L'affiche du parfum "Evening in Paris" en 1928. - ©Mary Evans/Sipa

Experte en beauté, Bourjois fonde, depuis plus de 150 ans, son succès sur des produits de maquillage colorés et innovants. Née en 1863 à Paris sous le signe du théâtre et des arts de la scène, la marque de cosmétiques, devenue récemment américaine, occupe aujourd’hui le devant des podiums internationaux.

"Prenez un savant mélange de poudre et d’eau, mixez avec délicatesse, versez dans des moules bombés, passez au four… Quelques grammes de nacre par ici, un soupçon de cuisson supplémentaire par là, selon le soyeux et l’effet désiré": voilà la recette du fard à joues en poudre, la célèbre petite boîte ronde, produit emblématique de Bourjois et clé de voûte de son succès centenaire.

Filiale de Chanel depuis 1898, la marque française est devenue en octobre dernier propriété du groupe américain Coty Inc. Une cession intéressante pour Chanel qui souhaite désormais se recentrer exclusivement sur la vente de produits de luxe: parfums, maroquinerie, prêt-à-porter et haute couture.
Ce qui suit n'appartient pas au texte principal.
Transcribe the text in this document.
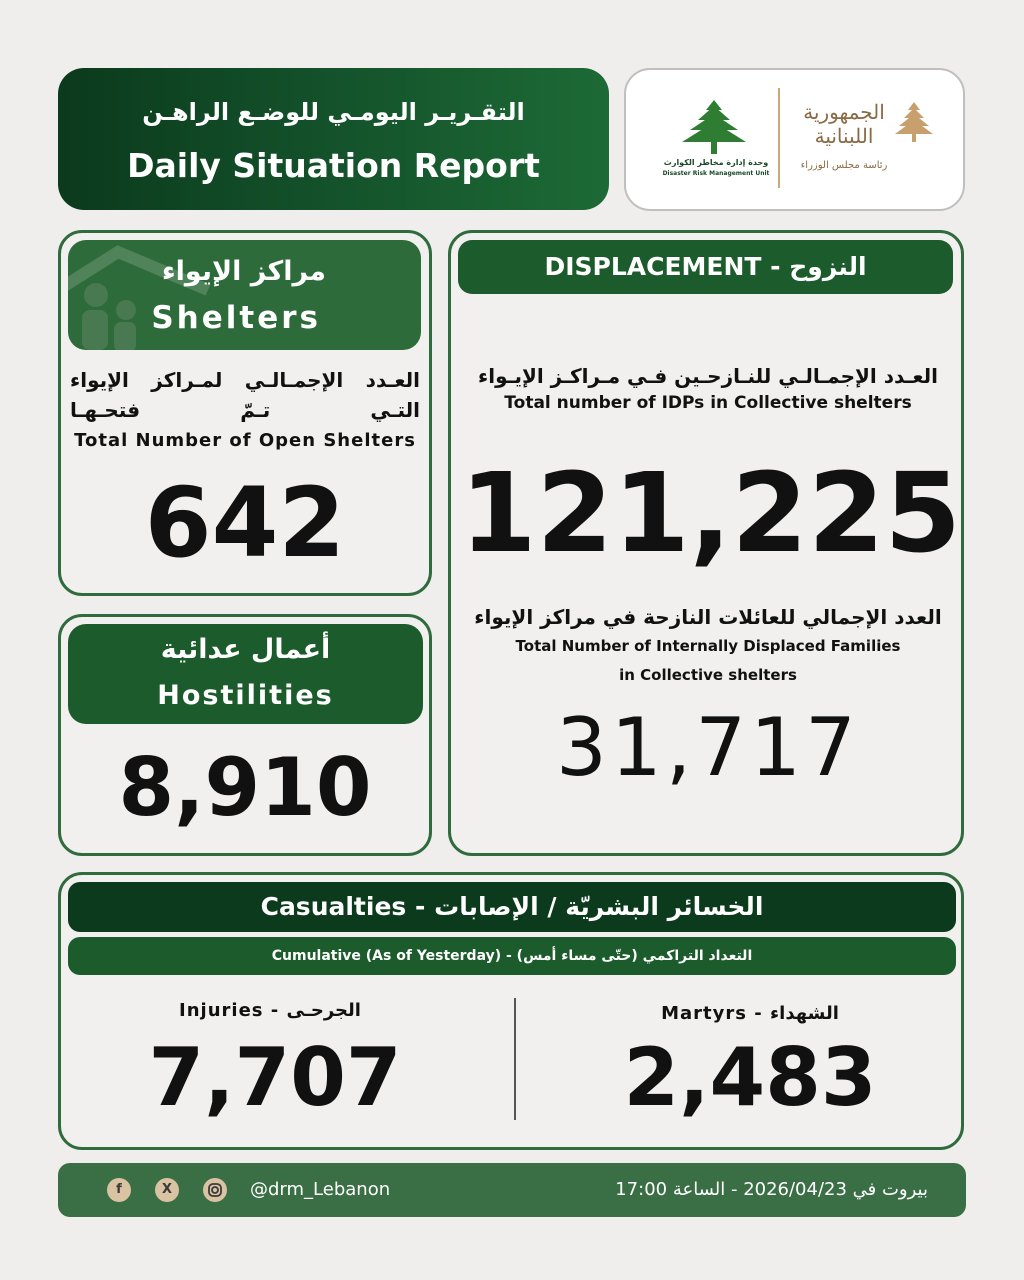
التقـريـر اليومـي للوضـع الراهـن
Daily Situation Report	وحدة إدارة مخاطر الكوارث
Disaster Risk Management Unit
الجمهورية اللبنانية
رئاسة مجلس الوزراء
مراكز الإيواء
Shelters
العـدد الإجمـالـي لمـراكز الإيواء
التـي تـمّ فتحـهـا
Total Number of Open Shelters
642
أعمال عدائية
Hostilities
8,910
DISPLACEMENT - النزوح
العـدد الإجمـالـي للنـازحـين فـي مـراكـز الإيـواء
Total number of IDPs in Collective shelters
121,225
العدد الإجمالي للعائلات النازحة في مراكز الإيواء
Total Number of Internally Displaced Families
in Collective shelters
31,717
Casualties - الخسائر البشريّة / الإصابات
Cumulative (As of Yesterday) - (التعداد التراكمي (حتّى مساء أمس
Injuries - الجرحـى
7,707
Martyrs - الشهداء
2,483
f	X	@drm_Lebanon	بيروت في 2026/04/23 - الساعة 17:00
Bien qu’elle soit passée sous le pavillon américain, Bourjois reste l’un des emblèmes de la beauté à la française.

Tout commence en 1863, dans les loges des théâtres et des cabarets des Grands Boulevards parisiens. Joseph-Albert Ponsin, lui-même comédien, confectionne dans son appartement des fards et des parfums pour les comédiennes. Inspiré par cet univers enchanteur, il invente ses premières créations –des sticks de fards gras– aux teintes variées et aux noms amusants: Jaloux, Amoureux, Roméo, etc.

La "petite boîte ronde", l’icône

Visionnaire de la beauté, il étend rapidement sa palette de maquillage et devient le fournisseur exclusif des théâtres impériaux avant de se lancer dans la peinture, cinq ans plus tard. Alexandre-Napoléon Bourjois, son cogérant, reprend alors l’intégralité de son activité, accélérant ainsi l’essor de la marque. Créateur des premiers fards à joues en poudre, en rupture avec les produits gras de l’époque, il donne son nom à l’entreprise.

Le nouveau propriétaire s’emploie à faire connaître la marque dans le monde entier. En 1879, Bourjois passe du monde des théâtres à celui de la ville et s’exporte à l’international. L’entreprise signe alors son premier best-seller: la Poudre de riz de Java, le premier d’une longue série. Destinée à éclaircir le teint, elle est immédiatement adoptée par les femmes. A l'époque, deux millions de boîtes sont vendues chaque année dans le monde. En tête d’affiche, la société s'associe à l'homme d'affaires austro-hongrois Emile Orosdi pour gagner davantage en efficacité.

A la mort d’Alexandre-Napoléon Bourjois, Emile Orosdi apporte des fonds supplémentaires pour développer l'affaire et fait construire une usine à Pantin, près de Paris, en 1891, à côté des abattoirs de la Villette. De là, tout s’enchaîne, la marque enrichit sa gamme. Plus de 700 références jalonnent le catalogue: fards à joues, lotions pour les cheveux, dentifrices, pommades hongroises, etc.

Mais c’est la famille Wertheimer (détenteur de Chanel) qui accélère réellement le développement de Bourjois en rachetant 50% des parts de la société en 1898. La société développe alors des formats "minis", anticipant le concept du nomadisme (mini-rouge à lèvres, échantillons de poudre, kit de maquillage pratique, etc).

En 1912 naissent les célèbres Fards Pastel, emblèmes de la marque. Vendus dans de petites boîtes rondes teintées de la couleur du fard, elles s’écoulent aujourd’hui à plus de six millions d’exemplaires chaque année à travers le monde.

Années 20, années folles

Au début des Années folles, les femmes s’émancipent et revendiquent une nouvelle identité avec notamment la mode à la "garçonne". Pour accompagner cette tendance, la marque choisit une égérie imaginaire: Babette. Une ambassadrice qui se propose de guider les femmes sur les chemins de la séduction et de l’émancipation sous forme de "story-telling" (petites histoires). "Babette était l'incarnation d'un modèle d'émancipation qui collait exactement à l'évolution de la femme à l'époque. Les textes qui accompagnaient ses premières publicités étaient d'ailleurs toujours traités avec légèreté. Images et textes s'accordaient pour suggérer un style, une envie... mais sans l'imposer!", explique à FranceSoir Julie Courault, directrice marketing. Bourjois évoque même en 1936 dans une de ses publicités le droit de vote des femmes alors même que l’idée est discutée au Parlement français.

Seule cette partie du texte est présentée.